Unit 4 Family Materials

Relating Multiplication to Division

Relating Multiplication to Division

In this unit, students make sense of division and learn to multiply and divide whole numbers within 100. They also use the four operations to represent and solve two-step word problems. Students work toward these end-of-year goals:

  • fluently multiply and divide within 100
  • know from memory all products of two one-digit numbers

Section A: What is Division?

In this section, students think about division in terms of equal-size groups, just as they have done with multiplication. For instance, the expression \(30 \div 5\) can represent putting 30 objects into 5 equal groups, or putting 30 objects into groups of 5. Students see that, in general, dividing can mean answering the question "how much is in one group?" or "how many equal groups can be made?"

30 objects put into 5 equal groups

Groups of dots.

30 objects put into groups of 5

equal sized groups. 30 objects in groups of 5

Section B: Relating Multiplication and Division

In this section, students make connections between the result of division and the missing factor in a multiplication equation.

For example, the value of \(30 \div 6\) is the missing factor in \(\underline{\hspace{1 cm}} \times 6 = 30\). This understanding helps students recognize division facts based on the multiplication facts they know.

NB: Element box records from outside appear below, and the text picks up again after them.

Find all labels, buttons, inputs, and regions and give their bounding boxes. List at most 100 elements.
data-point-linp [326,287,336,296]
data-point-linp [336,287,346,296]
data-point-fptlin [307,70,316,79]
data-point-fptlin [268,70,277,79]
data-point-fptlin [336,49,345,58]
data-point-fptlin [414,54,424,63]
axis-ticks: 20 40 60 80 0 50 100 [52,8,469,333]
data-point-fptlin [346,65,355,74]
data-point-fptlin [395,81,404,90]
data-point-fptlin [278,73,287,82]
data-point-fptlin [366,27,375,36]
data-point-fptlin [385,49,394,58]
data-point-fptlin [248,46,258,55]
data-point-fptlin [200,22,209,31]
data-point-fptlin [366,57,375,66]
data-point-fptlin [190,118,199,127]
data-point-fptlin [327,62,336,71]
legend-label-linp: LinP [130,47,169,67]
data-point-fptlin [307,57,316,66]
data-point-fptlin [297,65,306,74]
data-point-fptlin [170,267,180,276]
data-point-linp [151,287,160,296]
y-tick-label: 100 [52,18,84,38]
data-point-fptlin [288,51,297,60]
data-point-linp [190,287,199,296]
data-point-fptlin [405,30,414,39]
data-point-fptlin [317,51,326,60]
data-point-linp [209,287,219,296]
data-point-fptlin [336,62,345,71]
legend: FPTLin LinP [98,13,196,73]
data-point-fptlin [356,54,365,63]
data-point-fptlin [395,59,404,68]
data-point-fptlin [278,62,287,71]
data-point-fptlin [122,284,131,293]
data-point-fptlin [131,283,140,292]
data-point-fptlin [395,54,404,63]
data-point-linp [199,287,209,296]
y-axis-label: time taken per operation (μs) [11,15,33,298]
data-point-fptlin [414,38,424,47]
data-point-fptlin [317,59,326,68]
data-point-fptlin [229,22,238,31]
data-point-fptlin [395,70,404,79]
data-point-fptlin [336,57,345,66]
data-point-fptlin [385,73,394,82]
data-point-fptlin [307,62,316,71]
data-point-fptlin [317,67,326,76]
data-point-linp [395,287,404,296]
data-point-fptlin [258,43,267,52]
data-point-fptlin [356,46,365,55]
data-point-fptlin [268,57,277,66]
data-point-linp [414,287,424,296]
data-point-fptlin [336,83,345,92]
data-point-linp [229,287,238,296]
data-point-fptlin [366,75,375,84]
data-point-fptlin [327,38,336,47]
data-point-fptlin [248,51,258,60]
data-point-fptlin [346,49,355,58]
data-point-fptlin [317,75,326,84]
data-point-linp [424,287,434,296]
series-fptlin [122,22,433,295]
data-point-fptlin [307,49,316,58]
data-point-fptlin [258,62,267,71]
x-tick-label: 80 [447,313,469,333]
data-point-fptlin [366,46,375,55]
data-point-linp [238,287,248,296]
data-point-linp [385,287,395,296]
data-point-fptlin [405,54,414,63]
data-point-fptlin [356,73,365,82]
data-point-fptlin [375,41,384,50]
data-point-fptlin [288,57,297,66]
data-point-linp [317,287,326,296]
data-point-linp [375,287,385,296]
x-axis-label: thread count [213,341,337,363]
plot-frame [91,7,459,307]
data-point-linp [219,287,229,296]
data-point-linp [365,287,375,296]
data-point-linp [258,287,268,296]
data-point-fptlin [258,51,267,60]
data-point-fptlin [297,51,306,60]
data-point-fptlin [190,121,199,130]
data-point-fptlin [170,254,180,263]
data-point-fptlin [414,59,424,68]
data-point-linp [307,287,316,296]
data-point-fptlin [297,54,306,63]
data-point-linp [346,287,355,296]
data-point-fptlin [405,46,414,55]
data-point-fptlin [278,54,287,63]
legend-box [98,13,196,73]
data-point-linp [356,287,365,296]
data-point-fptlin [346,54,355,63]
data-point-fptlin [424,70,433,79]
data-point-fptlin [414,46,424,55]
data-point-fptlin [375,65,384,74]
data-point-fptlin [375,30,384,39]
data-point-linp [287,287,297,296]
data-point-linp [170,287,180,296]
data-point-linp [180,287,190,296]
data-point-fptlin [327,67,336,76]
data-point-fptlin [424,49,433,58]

Students also learn to use properties of operations to multiply. For example, if they know \(3 \times 7\), they also know \(7 \times 3\).

They can also decompose (or break apart) the 7 in \(7 \times 3\) into 5 and 2, and then find \((5 \times 3) + (2 \times 3)\). An area diagram can show this strategy for multiplying.

Area diagram.

Section C: Multiplying Larger Numbers

In this section, students use different strategies to multiply larger numbers. First, they multiply a single-digit number by a multiple of 10, relying on what they know about place value. For instance, \(2 \times 40\) means 2 groups of 4 tens, or \(2 \times 4 \times 10\). Then, they multiply a single-digit number by other two-digit numbers.

Students see that it is helpful to break apart the two-digit numbers by place value, into tens and ones. For example, \(3 \times 15\) can be calculated by finding \(3 \times 10\) and \(3 \times 5\). They use base-ten blocks or diagrams and area diagrams (with and without a grid) to help them find such products.

base-ten blocks or diagrams

Base ten blocks or diagrams.

gridded area diagram

Area diagram.

ungridded area diagram

Ungridded area diagram.

Section D: Dividing Larger Numbers

In this section, students divide larger numbers. They continue to use the relationship between multiplication and division and their understanding of place value to find quotients. For example, to find the value of \(78 \div 3\), they may think about putting 78 in 3 equal groups and use multiplication to find what is in each group.

\(3 \times 10 = 30\)
\(3 \times 10 = 30\)
\(3 \times 6 = 18\)
\(10 + 10 + 6 = 26\)

\(3 \times 20 = 60\)
\(3 \times 6 = 18\)
\(20 + 6 = 26\)

Try it at home!

Near the end of the unit, ask your student to find answers to the following problems:

  • \(6 \times 16\)
  • \(98 \div 7\)

Questions that may be helpful as they work:

  • How did you break up the problem to make it easier for you to solve?
  • Can you rewrite the division problem as a multiplication problem?